Step 1: Don’t sugar-coat it, Hughes brothers. Tell us how you really feel about spreading the Word after the world’s been blown up by nuclear war. Let’s just say, this adrenaline-fueled cross between The Road Warrior and The Ten Commandments gets a tad heavy-handed at times.
Step 2: If you must go with faith, then get Denzel Washington to play your kick-ass prophet. The Book of Eli looks at a post-apocalyptic world in dire need of salvation. Washington plays Eli, a survivor of the horrible war, who 30 years later, has been trekking West with a sacred book in his possession. He is on a path, as it were, and those who might stand in his way suffer his great wrath, as he smites them mightily with his big-ass machete. Trust me, the ones who are unfortunately on the sharp end of the stick deserve what they get, because this bleak landscape breeds lawless, cannibalistic bad guys. Washington looks good as the action hero again, kind of on par with his turn in Man on Fire, adding gravitas to whatever action unfolds. He’s just one cool dude on a mission.
Step 3: Then hire Gary Oldman to play your false prophet. The actor does a villain like it’s nobody’s business, and in Eli, he’s Carnegie, the leader of a small, makeshift town in the desert, desperate to get his hands on this precious book. He remembers it’s power, and he feels if he can read from it, he will be able to control the rest of the townsfolk with it, as well as other towns, too. So when Eli shows up in the town, carrying the very thing Carnegie has been searching for … well, he’s pleased. Of course, it’ll be over Eli’s cold dead body before he gives it up, something Carnegie would be happy to arrange if it weren’t for the fact Eli escapes – with the town’s lovely bartender Solara (Milas Kunis) in tow. She has only known life after the war, and Eli intrigues her; she wants to learn from Eli and read his book. I’m hoping at this point, you know what the “book” is.

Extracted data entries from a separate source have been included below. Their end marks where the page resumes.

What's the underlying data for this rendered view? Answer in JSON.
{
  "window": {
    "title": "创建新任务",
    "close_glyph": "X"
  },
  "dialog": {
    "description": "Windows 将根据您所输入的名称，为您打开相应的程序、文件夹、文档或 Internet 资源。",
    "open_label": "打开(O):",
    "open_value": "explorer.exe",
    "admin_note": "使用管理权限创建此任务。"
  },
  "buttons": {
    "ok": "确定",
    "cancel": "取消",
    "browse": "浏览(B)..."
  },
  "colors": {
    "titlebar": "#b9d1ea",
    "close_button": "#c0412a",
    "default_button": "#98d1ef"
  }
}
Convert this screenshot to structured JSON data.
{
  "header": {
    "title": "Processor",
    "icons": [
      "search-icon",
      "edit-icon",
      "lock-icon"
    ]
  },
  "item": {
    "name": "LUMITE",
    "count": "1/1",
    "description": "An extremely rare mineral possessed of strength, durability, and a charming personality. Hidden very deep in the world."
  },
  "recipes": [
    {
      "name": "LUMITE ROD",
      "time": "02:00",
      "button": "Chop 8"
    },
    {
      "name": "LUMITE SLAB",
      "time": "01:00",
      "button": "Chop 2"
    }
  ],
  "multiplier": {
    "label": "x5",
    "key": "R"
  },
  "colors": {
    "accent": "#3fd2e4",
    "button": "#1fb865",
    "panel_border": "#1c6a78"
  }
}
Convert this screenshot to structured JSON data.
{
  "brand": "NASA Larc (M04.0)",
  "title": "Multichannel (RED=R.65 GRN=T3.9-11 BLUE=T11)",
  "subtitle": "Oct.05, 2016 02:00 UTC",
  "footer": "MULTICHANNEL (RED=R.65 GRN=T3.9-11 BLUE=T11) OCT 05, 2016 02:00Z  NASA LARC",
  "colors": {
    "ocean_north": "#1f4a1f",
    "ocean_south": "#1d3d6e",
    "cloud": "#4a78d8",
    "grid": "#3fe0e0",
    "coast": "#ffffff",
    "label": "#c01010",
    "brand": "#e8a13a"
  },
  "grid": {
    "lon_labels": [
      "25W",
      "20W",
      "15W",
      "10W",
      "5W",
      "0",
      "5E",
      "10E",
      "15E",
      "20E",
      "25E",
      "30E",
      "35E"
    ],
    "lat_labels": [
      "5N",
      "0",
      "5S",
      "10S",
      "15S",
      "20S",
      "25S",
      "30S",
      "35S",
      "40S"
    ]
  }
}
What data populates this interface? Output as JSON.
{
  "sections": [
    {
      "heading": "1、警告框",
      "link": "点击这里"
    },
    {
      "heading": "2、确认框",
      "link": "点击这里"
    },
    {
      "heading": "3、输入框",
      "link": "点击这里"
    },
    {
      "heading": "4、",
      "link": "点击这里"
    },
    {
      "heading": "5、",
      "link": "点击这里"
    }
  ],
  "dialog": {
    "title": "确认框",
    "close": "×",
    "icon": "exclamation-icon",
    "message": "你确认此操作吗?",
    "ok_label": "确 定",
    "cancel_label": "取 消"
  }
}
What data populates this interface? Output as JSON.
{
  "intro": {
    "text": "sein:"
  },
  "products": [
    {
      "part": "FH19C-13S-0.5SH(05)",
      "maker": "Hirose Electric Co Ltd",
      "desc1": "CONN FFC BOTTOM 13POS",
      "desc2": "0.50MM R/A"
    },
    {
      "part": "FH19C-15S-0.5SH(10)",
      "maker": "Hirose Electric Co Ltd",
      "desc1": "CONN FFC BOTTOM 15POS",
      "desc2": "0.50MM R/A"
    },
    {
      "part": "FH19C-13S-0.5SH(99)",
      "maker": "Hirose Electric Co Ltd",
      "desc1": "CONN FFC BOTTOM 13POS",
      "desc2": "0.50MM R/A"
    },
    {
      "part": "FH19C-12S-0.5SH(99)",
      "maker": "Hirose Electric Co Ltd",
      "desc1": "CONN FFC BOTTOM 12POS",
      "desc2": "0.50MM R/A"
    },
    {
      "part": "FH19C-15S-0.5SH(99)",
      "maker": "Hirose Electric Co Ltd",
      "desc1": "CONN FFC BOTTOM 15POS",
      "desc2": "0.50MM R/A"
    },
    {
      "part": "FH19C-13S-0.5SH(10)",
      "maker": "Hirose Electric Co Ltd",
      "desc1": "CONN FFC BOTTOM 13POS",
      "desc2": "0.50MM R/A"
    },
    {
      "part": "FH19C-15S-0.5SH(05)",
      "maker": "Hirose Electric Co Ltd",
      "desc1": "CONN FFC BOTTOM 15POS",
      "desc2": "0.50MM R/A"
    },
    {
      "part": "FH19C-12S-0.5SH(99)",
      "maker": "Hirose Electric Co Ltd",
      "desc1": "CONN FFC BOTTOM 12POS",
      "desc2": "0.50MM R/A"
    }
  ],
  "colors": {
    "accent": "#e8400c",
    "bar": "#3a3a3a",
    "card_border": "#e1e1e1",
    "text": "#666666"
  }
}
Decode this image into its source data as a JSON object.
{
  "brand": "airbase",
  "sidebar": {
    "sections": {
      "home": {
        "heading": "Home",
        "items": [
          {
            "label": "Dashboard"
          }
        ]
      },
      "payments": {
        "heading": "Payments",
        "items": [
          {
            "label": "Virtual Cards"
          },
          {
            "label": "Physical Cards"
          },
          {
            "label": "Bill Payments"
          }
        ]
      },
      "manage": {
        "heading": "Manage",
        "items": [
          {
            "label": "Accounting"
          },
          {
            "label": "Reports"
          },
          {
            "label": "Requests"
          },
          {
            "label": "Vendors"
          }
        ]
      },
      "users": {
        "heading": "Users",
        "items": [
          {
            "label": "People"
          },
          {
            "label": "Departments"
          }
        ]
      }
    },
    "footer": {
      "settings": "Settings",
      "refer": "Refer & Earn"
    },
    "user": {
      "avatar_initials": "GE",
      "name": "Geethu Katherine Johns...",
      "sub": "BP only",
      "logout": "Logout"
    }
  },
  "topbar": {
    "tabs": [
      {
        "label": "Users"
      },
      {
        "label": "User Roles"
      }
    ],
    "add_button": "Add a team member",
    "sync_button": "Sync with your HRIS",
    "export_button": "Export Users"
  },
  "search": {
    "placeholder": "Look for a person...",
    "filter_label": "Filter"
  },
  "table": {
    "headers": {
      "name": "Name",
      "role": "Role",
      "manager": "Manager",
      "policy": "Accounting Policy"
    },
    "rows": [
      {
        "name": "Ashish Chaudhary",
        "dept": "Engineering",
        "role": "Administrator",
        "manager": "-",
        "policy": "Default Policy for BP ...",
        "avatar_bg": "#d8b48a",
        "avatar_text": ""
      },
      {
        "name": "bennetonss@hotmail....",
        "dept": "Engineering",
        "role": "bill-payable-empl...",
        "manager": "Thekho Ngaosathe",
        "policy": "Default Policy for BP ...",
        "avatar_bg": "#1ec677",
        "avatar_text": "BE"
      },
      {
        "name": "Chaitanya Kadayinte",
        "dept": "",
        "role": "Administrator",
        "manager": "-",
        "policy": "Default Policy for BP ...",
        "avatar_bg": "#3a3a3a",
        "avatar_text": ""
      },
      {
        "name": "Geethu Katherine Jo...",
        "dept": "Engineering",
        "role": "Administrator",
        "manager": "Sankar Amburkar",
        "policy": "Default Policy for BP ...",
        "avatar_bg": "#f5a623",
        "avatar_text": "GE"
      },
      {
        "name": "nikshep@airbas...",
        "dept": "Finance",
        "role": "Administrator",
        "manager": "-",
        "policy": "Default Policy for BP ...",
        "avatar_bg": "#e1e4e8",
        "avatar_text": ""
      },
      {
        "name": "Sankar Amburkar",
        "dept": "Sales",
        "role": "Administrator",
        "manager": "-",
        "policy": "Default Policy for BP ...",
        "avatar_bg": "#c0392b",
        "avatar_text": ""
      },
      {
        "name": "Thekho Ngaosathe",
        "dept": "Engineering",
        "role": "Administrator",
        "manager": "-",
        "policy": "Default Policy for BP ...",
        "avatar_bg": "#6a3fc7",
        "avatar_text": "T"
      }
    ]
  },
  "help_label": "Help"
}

Step 4: Cast other people, too. Jennifer Beals as a blind woman, trapped by Carnegie; Ray Stevenson as Carnegie’s main henchman; Malcolm McDowell, Tom Waits and Harry Potter alums Michael Gambon and Frances de la Tour in well-placed cameos. Only Kunis seems out of place in this serious action milieu. She’s much better suited for Forgetting Sarah Marshall-type comedy, and unfortunately distracting here.
Step 5: Follow along with the Hughes vision. Book of Eli is the first film the brothers, Albert and Allen, have directed together since their 2001 From Hell. Their talent remains obvious, with Eli‘s black, white – and some splashes of color – aptly conveying the mass destruction. And they certainly understand what it takes to make a compelling blood-and-guts actioner, especially with Denzel at their disposal. Screenwriter Gary Whitta also kicks it old school with the end of the world simply being a nuclear war – you know, rather than global warming or plague or whatever. Oh, and apparently, cats, birds and roaches are about the only animals that have survived. Poor cats – they get the raw end of the deal once again. I guess my main qualm is the juxtaposition of all the action with this deep religious message. With something like Book of Eli, the two just don’t seem to fit together as well, so by the time you get to the end’s twist – and there is one – it falls a bit flat instead of being inspired, as I’m sure they intended it to be.
Level of difficulty in watching The Book of Eli: For most of it, you’re gripping your seat. Then you’re scratching your head.